Ouvrir le jeune enfant sur le monde, en créant des passerelles, c'est le considérer comme un individu et un citoyen. L'enfant étant la première maille du tissus social. Le temps passe et parfois les liens se défont ; les personnes âgées sont seules et les enfants, loin de leurs grands-parents.
Par le biais de ce projet éducatif, nous souhaitons accompagner l’enfant dans sa quête identitaire, valoriser la reconnaissance de l’Autre et aménager la continuité dans la vie des jeunes enfants, dans le respect des individualités de chacun.
Ce projet n’est réalisable que grâce à notre écoute des enfants, à notre travail relationnel avec les parents, à notre questionnement permanent en équipe, à un travail sur soi.
Nous avons particulièrement mis l’accent, lors des ateliers proposés, du jeu libre et des temps forts, sur la parole dite à l’enfant, sur le Non verbalisé d’adultes à enfants et d’enfants à enfants.
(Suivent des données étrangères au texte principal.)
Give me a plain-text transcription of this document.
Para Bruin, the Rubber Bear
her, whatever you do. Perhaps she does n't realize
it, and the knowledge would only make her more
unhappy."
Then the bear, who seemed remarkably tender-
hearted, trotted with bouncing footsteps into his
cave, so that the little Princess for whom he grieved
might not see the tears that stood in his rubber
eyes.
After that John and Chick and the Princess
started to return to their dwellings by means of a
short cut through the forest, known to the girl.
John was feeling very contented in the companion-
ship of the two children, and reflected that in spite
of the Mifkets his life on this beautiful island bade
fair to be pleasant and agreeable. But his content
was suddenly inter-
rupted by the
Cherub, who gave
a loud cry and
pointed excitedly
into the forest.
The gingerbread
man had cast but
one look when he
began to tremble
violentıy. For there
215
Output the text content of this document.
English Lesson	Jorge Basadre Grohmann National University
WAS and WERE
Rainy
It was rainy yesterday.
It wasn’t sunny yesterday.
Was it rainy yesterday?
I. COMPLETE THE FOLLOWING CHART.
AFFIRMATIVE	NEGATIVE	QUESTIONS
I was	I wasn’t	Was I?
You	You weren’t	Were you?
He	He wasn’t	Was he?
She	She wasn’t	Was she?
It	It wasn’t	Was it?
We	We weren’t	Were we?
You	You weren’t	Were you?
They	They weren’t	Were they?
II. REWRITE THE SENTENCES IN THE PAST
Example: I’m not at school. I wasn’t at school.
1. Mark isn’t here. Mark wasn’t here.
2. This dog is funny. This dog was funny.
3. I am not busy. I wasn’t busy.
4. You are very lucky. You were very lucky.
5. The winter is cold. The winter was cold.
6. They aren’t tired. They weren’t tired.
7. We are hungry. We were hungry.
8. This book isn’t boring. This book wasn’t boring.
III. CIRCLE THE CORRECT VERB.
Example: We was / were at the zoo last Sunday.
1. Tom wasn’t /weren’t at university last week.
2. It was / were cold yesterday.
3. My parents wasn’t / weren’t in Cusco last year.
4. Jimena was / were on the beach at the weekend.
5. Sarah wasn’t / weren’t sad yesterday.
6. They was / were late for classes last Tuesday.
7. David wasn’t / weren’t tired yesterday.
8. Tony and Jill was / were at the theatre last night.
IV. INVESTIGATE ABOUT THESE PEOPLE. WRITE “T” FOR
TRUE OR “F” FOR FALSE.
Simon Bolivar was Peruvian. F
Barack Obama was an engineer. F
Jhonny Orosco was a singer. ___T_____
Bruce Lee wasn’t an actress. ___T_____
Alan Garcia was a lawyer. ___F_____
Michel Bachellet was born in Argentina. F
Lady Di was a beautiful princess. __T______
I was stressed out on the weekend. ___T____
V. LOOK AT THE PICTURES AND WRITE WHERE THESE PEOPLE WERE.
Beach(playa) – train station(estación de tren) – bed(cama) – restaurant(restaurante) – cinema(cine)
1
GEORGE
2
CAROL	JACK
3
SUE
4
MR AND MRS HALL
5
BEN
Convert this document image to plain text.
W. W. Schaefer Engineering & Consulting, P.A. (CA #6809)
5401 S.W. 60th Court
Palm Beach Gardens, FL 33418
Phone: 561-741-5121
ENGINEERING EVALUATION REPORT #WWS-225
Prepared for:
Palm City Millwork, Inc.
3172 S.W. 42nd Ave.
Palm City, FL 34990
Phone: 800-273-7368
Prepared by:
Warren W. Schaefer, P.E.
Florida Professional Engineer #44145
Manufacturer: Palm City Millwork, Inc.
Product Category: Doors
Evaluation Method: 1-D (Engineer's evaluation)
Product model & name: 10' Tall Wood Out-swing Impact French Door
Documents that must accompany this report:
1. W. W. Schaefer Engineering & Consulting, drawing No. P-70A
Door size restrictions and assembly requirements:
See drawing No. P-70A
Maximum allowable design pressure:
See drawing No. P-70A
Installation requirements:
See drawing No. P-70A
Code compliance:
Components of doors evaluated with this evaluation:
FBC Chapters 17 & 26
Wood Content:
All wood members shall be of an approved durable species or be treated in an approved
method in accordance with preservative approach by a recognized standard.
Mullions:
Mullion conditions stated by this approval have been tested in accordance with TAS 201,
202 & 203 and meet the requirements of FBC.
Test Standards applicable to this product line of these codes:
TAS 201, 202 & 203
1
Le respect du choix d’autrui, le respect des règles de vie commune sont, en effet, les bases de la citoyenneté.
Nous avons jugé essentiel de ne pas stigmatiser les enfants en recherche de limites plus fermes, en ayant une démarche positive, en proposant une alternative positive en réponse à leurs comportements ("tu ne peux pas faire ça dans ce cadre là, mais en revanche, tu peux faire ça": déchirer des livres/déchirer du papier, des catalogues...).
Par ce biais, nous expliquons aux enfants que tout n’est pas possible et que la limite posée par autrui se doit d’être respectée, afin que l’espace de chacun soit pris en considération. Entendre la parole de l’Autre c’est le respecter dans son individualité propre. N’oublions pas que la liberté des uns commence là où s’arrête celle des autres, pour que les enfants d'aujourd'hui soient les citoyens libres et responsables de demain et des individus qui s'estiment et se respectent.